Some time after that they stacked the mastabas on top of each other forming a "step pyramid".
Eventually they would fill in the slopes to form the familiar pyramid shape.
Those like Pyramid of Djoser images may turn out to be newer than the ones at Giza, which in turn may turn out to be far older than thought by some hundreds of years - according to recent optical thermolumensce (when 2 pieces of stone were last joined) tests on the more recent of the three.
Those in the images are in the south of Egypt, while those at Giza are in the north which was ruled by “westerners” or “Libyans” until conquered by the southerners or Upper Egyptians long after the Giza structures were built. (which, BTW, seem to have been designed and built as one structure, and later re-purposed by the locals as was common in those times).
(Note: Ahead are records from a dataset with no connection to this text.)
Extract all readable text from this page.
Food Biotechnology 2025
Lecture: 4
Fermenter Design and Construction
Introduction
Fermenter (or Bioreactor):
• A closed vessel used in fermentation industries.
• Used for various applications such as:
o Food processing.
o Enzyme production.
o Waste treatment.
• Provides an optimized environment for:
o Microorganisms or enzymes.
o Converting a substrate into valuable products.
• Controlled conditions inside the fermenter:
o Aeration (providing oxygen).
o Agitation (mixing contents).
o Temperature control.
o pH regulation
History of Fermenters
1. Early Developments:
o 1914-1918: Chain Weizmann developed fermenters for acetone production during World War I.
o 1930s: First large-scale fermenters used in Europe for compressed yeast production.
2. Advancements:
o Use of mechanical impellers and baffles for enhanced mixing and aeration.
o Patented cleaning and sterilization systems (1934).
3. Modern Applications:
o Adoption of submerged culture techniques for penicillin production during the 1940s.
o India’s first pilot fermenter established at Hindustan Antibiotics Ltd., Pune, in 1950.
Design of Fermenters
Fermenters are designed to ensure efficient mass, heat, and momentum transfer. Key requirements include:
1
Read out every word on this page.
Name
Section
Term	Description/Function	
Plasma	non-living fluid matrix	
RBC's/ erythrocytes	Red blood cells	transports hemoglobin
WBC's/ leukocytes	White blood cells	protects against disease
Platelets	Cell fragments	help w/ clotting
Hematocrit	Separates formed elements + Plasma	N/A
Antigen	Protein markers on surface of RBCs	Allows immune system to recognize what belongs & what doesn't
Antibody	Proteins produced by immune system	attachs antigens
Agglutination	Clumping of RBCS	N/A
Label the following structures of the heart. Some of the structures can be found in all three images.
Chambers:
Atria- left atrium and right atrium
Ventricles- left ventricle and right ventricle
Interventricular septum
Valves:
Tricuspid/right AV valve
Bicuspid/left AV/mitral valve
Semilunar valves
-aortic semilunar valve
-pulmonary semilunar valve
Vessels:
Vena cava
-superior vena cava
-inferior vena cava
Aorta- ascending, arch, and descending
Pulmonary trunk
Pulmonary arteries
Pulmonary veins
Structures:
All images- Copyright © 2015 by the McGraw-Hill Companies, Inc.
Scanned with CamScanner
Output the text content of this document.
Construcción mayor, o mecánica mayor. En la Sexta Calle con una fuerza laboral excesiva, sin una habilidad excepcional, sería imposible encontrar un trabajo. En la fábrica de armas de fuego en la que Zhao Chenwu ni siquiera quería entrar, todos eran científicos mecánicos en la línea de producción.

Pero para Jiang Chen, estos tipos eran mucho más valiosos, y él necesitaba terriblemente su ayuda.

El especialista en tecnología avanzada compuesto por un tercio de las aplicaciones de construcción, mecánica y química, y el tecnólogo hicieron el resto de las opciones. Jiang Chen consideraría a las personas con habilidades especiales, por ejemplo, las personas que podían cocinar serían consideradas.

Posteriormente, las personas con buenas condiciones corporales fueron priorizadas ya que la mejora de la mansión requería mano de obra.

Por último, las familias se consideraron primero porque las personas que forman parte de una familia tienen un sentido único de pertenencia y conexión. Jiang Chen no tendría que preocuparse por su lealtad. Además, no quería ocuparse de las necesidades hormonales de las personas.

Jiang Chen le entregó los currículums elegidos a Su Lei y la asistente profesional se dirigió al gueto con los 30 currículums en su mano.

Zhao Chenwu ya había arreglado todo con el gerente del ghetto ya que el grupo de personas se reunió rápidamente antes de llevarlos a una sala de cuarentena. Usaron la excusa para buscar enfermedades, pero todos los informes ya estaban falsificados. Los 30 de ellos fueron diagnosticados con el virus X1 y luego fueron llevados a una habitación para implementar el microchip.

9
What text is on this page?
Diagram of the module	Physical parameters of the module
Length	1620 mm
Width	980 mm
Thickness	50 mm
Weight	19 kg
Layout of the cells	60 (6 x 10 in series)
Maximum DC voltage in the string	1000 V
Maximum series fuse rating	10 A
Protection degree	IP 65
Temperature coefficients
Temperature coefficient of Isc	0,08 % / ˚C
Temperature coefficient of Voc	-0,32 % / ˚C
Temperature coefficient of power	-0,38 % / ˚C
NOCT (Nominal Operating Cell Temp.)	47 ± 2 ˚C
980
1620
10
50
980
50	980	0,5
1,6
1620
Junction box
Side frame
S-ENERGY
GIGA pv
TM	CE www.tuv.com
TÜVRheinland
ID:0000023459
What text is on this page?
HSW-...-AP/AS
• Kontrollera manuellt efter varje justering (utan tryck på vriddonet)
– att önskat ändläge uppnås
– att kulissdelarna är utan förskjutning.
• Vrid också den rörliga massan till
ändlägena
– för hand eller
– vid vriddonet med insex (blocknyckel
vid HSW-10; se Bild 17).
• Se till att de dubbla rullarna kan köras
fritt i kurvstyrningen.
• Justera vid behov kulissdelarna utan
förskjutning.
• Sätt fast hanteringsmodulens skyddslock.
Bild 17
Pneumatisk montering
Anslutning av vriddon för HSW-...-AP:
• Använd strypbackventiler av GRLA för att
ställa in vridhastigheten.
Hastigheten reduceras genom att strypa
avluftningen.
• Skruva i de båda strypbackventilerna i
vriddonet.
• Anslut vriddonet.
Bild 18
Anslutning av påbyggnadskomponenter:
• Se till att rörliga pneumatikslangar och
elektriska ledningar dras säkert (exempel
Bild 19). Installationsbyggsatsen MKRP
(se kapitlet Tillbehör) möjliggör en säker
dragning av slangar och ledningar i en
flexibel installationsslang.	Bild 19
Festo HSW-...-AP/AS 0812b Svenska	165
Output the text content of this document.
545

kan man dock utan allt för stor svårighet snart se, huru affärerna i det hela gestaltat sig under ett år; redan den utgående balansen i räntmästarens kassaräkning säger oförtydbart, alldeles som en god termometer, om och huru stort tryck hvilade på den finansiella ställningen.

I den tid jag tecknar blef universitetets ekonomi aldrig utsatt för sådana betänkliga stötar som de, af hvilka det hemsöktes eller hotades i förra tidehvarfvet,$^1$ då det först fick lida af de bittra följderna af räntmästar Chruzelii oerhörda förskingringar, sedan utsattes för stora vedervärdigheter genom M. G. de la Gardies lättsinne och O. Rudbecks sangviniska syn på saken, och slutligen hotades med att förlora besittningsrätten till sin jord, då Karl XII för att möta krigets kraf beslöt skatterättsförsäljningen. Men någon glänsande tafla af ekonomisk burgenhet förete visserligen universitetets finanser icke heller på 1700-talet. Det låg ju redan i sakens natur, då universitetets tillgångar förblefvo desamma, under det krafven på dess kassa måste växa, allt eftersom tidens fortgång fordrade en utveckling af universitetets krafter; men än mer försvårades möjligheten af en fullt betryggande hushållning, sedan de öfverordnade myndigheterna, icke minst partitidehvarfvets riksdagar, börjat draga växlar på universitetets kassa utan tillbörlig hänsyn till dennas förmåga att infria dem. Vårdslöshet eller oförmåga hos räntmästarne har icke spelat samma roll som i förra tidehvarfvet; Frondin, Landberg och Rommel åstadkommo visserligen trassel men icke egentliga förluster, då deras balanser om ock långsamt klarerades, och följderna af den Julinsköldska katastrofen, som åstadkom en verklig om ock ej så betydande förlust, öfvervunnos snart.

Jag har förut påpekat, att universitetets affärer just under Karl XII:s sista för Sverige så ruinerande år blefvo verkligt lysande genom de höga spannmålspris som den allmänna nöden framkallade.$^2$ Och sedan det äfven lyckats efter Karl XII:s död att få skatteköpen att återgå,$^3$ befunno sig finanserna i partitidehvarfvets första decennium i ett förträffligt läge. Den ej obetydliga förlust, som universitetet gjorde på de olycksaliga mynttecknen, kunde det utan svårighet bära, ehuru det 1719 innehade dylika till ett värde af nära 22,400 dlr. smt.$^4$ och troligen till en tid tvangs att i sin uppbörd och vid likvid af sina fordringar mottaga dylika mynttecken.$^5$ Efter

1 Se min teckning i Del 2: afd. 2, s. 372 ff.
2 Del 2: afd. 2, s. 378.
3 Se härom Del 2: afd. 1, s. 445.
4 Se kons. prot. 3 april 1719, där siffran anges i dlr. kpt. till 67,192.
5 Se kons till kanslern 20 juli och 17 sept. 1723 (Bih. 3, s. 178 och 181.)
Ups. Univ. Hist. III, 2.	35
They may have indeed popped out of nowhere some 5-6,000 years ago, but likely their predecessors were long destroyed or are in inaccessible areas - filled with jihadis and such - west of Egypt to the coast in Mauritania. Even if some of these putative predecessors existed in some form up to relatively recent times when Mohammad’s Varsity pillaged the area in the 7th Century, they may have been totally destroyed, as the Varsity totally destroyed the vast gain farms and all other vegetation (using huge goat herds) turning the North African Coast into today’s semi-arid desert.